Un bureau exigu au cœur d’une exploitation en difficulté
Brett Neibling s’appuie contre la porte de son bureau, une pièce climatisée de quelques mètres carrés remplie d’écrans et d’instruments contrôlant les machines de son exploitation de 1 000 hectares à Highland, dans le nord-est du Kansas. À droite, un terminal gère le transfert des récoltes dans les silos à grains. À gauche, une autre machine assure le séchage du maïs, étape indispensable avant la vente. C’est ici que Neibling, président de l’Association des producteurs de soja du Kansas, calcule chaque jour comment maintenir à flot son exploitation familiale.

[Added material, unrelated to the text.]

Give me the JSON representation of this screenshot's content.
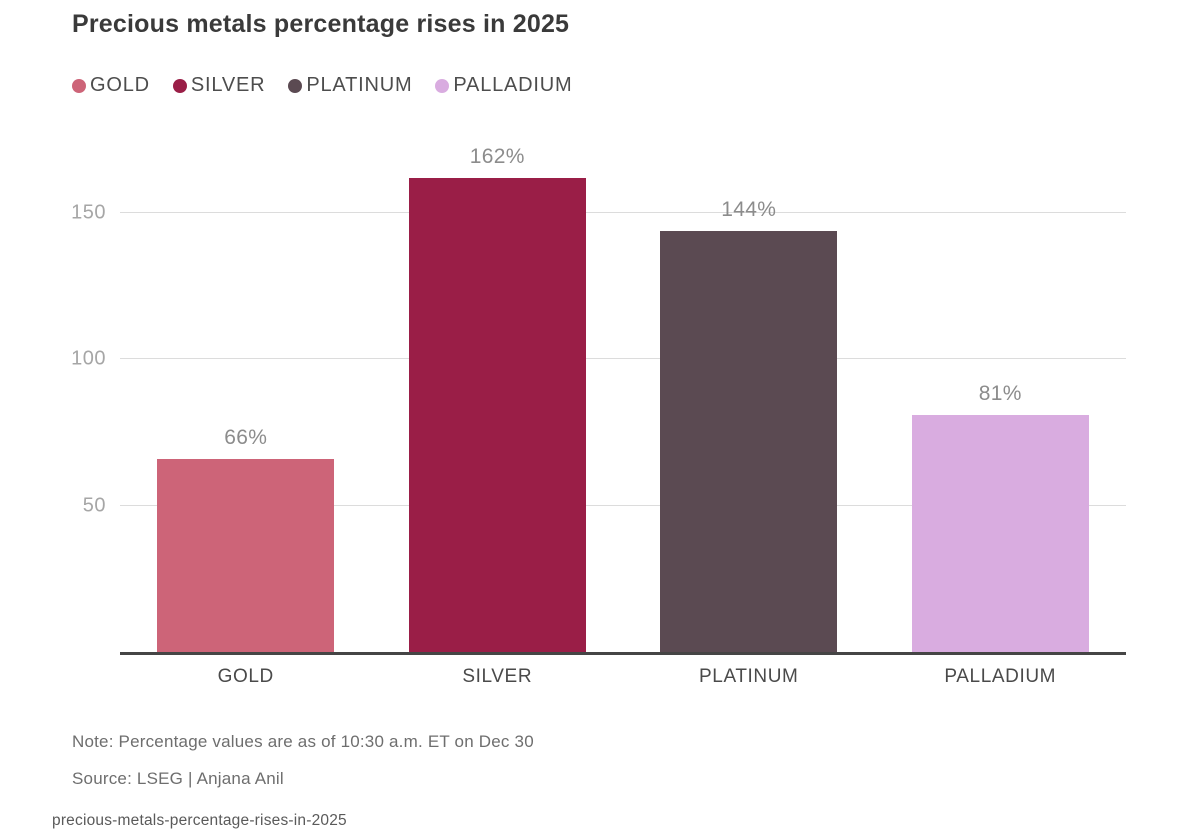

Le soja, victime collatérale des tensions commerciales
Depuis le retour de Donald Trump à la Maison-Blanche, les agriculteurs américains, et en particulier les producteurs de soja, subissent de plein fouet les conséquences de sa politique commerciale agressive. Les droits de douane massifs imposés par la Chine et d’autres grands partenaires commerciaux ont fait chuter les exportations américaines. La situation s’est encore aggravée avec la guerre en Iran : la fermeture du détroit d’Ormuz en mars 2025 a provoqué une flambée des prix du pétrole et des engrais, essentiels à la production agricole.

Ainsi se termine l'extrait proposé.